Think about a traditional neural network (NN). In these networks, the number of parameters (like weights and biases) grows with the size of the input. Each parameter is tied to a specific input feature, and the number of weights depends on the number of input features.
However, transformers work differently. Instead of processing each token one by one, they use self-attention to weigh the importance of each word in relation to others. The parameters are shared across all tokens in the sequence, so the number of parameters doesn’t depend on the input size. This allows transformers to handle inputs of varying lengths.

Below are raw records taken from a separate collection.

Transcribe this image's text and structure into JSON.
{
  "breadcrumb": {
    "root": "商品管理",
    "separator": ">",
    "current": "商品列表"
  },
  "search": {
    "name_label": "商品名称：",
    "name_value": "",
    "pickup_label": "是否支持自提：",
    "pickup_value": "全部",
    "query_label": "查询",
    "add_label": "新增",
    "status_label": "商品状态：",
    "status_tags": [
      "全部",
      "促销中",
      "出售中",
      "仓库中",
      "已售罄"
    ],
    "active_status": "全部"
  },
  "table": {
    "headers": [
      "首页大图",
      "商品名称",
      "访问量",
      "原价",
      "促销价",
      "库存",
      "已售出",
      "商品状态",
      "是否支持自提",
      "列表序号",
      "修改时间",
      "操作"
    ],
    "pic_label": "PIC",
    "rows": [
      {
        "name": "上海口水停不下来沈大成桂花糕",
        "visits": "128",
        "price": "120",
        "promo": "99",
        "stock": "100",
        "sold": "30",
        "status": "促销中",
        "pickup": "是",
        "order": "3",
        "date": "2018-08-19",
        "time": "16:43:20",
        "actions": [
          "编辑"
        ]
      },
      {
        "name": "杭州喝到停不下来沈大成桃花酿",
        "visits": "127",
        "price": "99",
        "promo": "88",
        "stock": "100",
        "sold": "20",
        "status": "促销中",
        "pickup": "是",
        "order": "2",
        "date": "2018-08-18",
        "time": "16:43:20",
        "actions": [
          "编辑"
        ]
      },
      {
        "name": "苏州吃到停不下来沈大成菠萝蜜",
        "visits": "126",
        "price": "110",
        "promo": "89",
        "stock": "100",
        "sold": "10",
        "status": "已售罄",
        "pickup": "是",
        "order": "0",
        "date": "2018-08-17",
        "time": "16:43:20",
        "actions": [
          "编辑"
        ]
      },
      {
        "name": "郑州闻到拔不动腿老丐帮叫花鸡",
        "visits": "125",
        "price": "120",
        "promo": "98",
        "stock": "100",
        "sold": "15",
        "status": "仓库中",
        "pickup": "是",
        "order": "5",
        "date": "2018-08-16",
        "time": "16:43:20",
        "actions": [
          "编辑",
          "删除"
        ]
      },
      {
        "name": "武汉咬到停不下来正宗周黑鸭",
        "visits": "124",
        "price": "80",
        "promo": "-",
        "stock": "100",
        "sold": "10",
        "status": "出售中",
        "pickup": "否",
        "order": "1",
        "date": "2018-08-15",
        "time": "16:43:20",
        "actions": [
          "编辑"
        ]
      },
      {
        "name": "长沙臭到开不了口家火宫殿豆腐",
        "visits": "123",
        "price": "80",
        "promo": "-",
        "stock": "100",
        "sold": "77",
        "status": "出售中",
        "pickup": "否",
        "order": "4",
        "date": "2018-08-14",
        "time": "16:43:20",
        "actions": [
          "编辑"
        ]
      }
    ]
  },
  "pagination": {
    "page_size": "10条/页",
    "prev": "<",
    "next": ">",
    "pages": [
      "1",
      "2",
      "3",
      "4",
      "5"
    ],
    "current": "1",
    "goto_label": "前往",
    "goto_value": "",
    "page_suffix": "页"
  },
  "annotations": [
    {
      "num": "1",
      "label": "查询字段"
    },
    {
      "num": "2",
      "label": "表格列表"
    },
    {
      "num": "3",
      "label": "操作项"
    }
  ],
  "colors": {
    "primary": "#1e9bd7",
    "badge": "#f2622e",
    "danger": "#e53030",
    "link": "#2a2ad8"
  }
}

If a model is trained on a context length of 2048 tokens, it can technically accept any sequence length. But if the input exceeds 2048 tokens, the model might not give meaningful results because it wasn’t trained to handle so many tokens at once.
One trick to increase context length comes from a research paper called ALiBi (Attention with Linear Biases).
A common idea is to train the base model on shorter lengths (like 2048 tokens) and then fine-tune it on longer lengths (like 100K tokens). However, this approach often fails due to a property known as extrapolation.
Extrapolation, as introduced in the ALiBi paper, means making inferences for sequences longer than those seen during training. For example, if a model was trained on 1024 tokens but receives 2048 tokens during use, it’s extrapolating.
The ALiBi method changes the positional embeddings in transformers. By using ALiBi, a 1.3 billion parameter model trained on sequences of 1024 tokens could extrapolate to sequences of 2048 tokens. This approach trains faster (11% faster) and uses less memory (11% less) than models with traditional sinusoidal positional embeddings. The paper concludes that sinusoidal embeddings are not good at extrapolation.
In summary, choosing the context length (L) is a crucial design decision. A larger L means better performance due to increased context but also significantly higher training costs. The idea is to use ALiBi positional embeddings to extrapolate by training on a smaller context length.
Here’s a TLDR generated by ChatGPT -
TLDR: Last week, I covered the latest AI advancements from OpenAI and Google, highlighting Google's impressive 2 million token context window and Project Astra AI agents. Context length is crucial for large language models (LLMs) to handle large amounts of data effectively. While traditional methods like fine-tuning and vector databases exist, increasing the context length of LLMs is a more efficient approach. Google's new LLM with a 2 million token context length demonstrates how this improvement can lead to better, more accurate responses without altering model weights. Techniques like ALiBi (Attention with Linear Biases) enable this increase, allowing LLMs to process larger inputs efficiently.